Another lesson from this project is the importance of data visualization. Humans are trained by evolution to recognize patterns in nature and respond to these designs for the purpose of optimization. In our history, those that understood the patterns of the seasons could optimize crop yield, for example; and those who observed movements of wildlife were more successful hunters and thus more effective survivors. In the current age, pattern recognition improves outcomes in nearly every problem we choose to tackle. Unfortunately, unlike weather or herd movements, signals in data can be difficult to pin down.

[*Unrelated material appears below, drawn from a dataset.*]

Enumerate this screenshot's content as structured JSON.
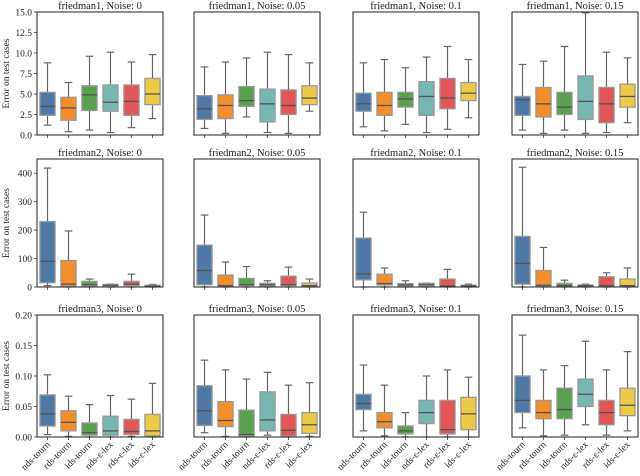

In data science, we split activities broadly into supervised and unsupervised learning. In the former, we “know what we’re looking for” and hope to achieve models to approximate that outcome. In the latter, we’re not sure what we will learn as we set off on the journey, but hope to identify new patterns that can help us understand our context in the form of meaningful classes or clusters. The utility of data visualization in this context cannot be understated. Spreading our data across a graph visualization in order to show relationships by providing multi-dimensional rendering or labeling with intelligent color-coding to isolate patterns can unlock value that otherwise may be non-intuitive.
In this project, we went step further: we developed a data sonification system to enable those in the network operations center (NOC) to hear their data center in the same way a factory floor manager might be able to hear her machines and understand when they are on or off, functioning smoothly, or having issues. Audio examples and more detail on this project can be heard in this podcast [insert link to Bruner/Turner podcast].
We did not use IoT to generate new input, but rather used a form of IoT to append the system to achieve new output. Instead of measuring an ambient characteristic (as was done in the prior example), here we created an ambient characteristic through sound to consume information. IoT need not be a read-only variable.
The profit creation through this type of approach is two-fold. While identifying opportunities for throughput optimization in a data center environment can immediately reduce capital expenditure for additional capacity (hardware), the approach is also extensible. It can save organizations from being overly dependent on one platform versus another through a deeper infrastructure investment.